Pho is a noodle soup with a complex, multicultural background in northern Vietnam. According to the BBC, the popular street food likely originated in Hanoi, drawing on French influences for its use of beef and aromatics. In Vietnam, it is commonly eaten for breakfast, the spices awakening the senses and the hearty ingredients providing energy for the rest of the day.
Following the Vietnam War, the soup spread out from Southeast Asia along with the people emigrating to countries like the U.S., France, Australia and the U.K. Today, pho is an internationally beloved dish that offers great opportunities for a chef to try out various ingredients and impress diners with bold tastes. Students in culinary arts programs can build on a solid understanding of pho’s essentials to create excellent versions of their own.
What goes into the bowl
While there are endless variations on pho, Serious Eats explained some of the key elements that are involved in traditional recipes. It begins with a beef broth, usually made from oxtail and flank bones, that is painstakingly clarified like a French consomme. The broth is spiced with aromatics like cloves, cinnamon, fennel, star anise and sometimes cardamom and coriander. Charred ginger and garlic also go into the mix, contributing both smoky and sweet flavors. Chefs complete the broth with a little fish sauce, and then it’s ready for meat and noodles.
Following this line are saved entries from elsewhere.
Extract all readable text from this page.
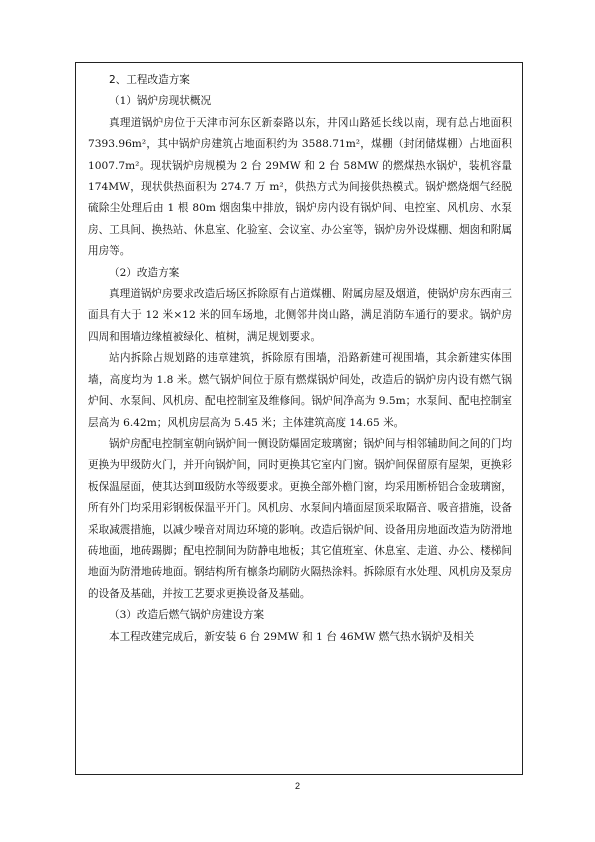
2、工程改造方案

（1）锅炉房现状概况

真理道锅炉房位于天津市河东区新泰路以东，井冈山路延长线以南，现有总占地面积 7393.96m²，其中锅炉房建筑占地面积约为 3588.71m²，煤棚（封闭储煤棚）占地面积 1007.7m²。现状锅炉房规模为 2 台 29MW 和 2 台 58MW 的燃煤热水锅炉，装机容量 174MW，现状供热面积为 274.7 万 m²，供热方式为间接供热模式。锅炉燃烧烟气经脱硫除尘处理后由 1 根 80m 烟囱集中排放，锅炉房内设有锅炉间、电控室、风机房、水泵房、工具间、换热站、休息室、化验室、会议室、办公室等，锅炉房外设煤棚、烟囱和附属用房等。

（2）改造方案

真理道锅炉房要求改造后场区拆除原有占道煤棚、附属房屋及烟道，使锅炉房东西南三面具有大于 12 米×12 米的回车场地，北侧邻井岗山路，满足消防车通行的要求。锅炉房四周和围墙边缘植被绿化、植树，满足规划要求。

站内拆除占规划路的违章建筑，拆除原有围墙，沿路新建可视围墙，其余新建实体围墙，高度均为 1.8 米。燃气锅炉间位于原有燃煤锅炉间处，改造后的锅炉房内设有燃气锅炉间、水泵间、风机房、配电控制室及维修间。锅炉间净高为 9.5m；水泵间、配电控制室层高为 6.42m；风机房层高为 5.45 米；主体建筑高度 14.65 米。

锅炉房配电控制室朝向锅炉间一侧设防爆固定玻璃窗；锅炉间与相邻辅助间之间的门均更换为甲级防火门，并开向锅炉间，同时更换其它室内门窗。锅炉间保留原有屋架，更换彩板保温屋面，使其达到Ⅲ级防水等级要求。更换全部外檐门窗，均采用断桥铝合金玻璃窗，所有外门均采用彩钢板保温平开门。风机房、水泵间内墙面屋顶采取隔音、吸音措施，设备采取减震措施，以减少噪音对周边环境的影响。改造后锅炉间、设备用房地面改造为防滑地砖地面，地砖踢脚；配电控制间为防静电地板；其它值班室、休息室、走道、办公、楼梯间地面为防滑地砖地面。钢结构所有檩条均刷防火隔热涂料。拆除原有水处理、风机房及泵房的设备及基础，并按工艺要求更换设备及基础。

（3）改造后燃气锅炉房建设方案

本工程改建完成后，新安装 6 台 29MW 和 1 台 46MW 燃气热水锅炉及相关

2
“Pho begins with a beef broth.”
Restaurants generally serve pho with an array of garnishes and extras, including various herbs, aromatics, lime and both sriracha and hoisin sauces. However, Food Republic warned diners against automatically throwing all these extra elements into the bowl. First, try the broth itself, appreciating its own flavor before making any adjustments. Avoid the temptation to throw in the sauce unless the broth is particularly weak. The sriracha and hoisin are better used to dip individual pieces of meat. Use your chopsticks to enjoy the noodles, and then pick up the bowl and sip the broth directly.
The best pho in the U.S.
American pho lovers have many fine choices when they are seeking a great bowl of noodle soup. While some restaurants seek to capture the authentic experience of enjoying Vietnamese street food, others focus on bringing unique approaches to the dish.
Pho Binh Trailer in Houston is one establishment where the authenticity is never in question. The location has been serving hot, delicious bowls full of exceptional beef broth since 1983, though the business has since expanded to seven restaurants in the area. As The Houston Chronicle pointed out, diners have several appealing choices of meat, including both lean and fatty brisket, bits of tendon and meatballs.
Pho 45 in Garden Grove, California is a similarly unpretentious spot that has gained a loyal following and critical plaudits. The Daily Meal called the restaurant the best place for pho in the country, a distinction earned through a commitment to straightforward quality with an emphasis on consistently light and tasty broth. Customers can select thick or thin noodles and a range of meats like filet mignon, brisket, shrimp or chicken.
“Pho fans who want something different will love Bun-Ker.”
For pho fans who want something a little different in their meal, they won’t go wrong at Bun-Ker in New York City. There, they can enjoy the chicken-based pho ga, made with freshly slaughtered free-range chickens. Chef Jimmy Tu brings flair to a broth prominently featuring shallots, onions, star anise, cardamom, and cinnamon. Those who long for beef pho instead will find it on the menu during the winter months.
Chicago’s Sunda is a New Asian restaurant, bringing together culinary influences from all over the continent’s southeast region. The choice of ingredients for the pho take the soup far from its modest roots as an everyday breakfast. This version is made with bison short rib, bone marrow and sliced Wagyu beef. As Thrillist discussed, the heaviness and richness of the high-quality meat are balanced out with light rice noodles, sprouts, mint, cilantro, Thai basil and chilies.
Pho has come a long way from its street food roots, but the best chefs ensure they never lose sight of the basics that make this noodle soup stand apart. Your culinary academy training may lead you to stir up your own combination of broth, meat and noodles that captures tradition while allowing for personal flair.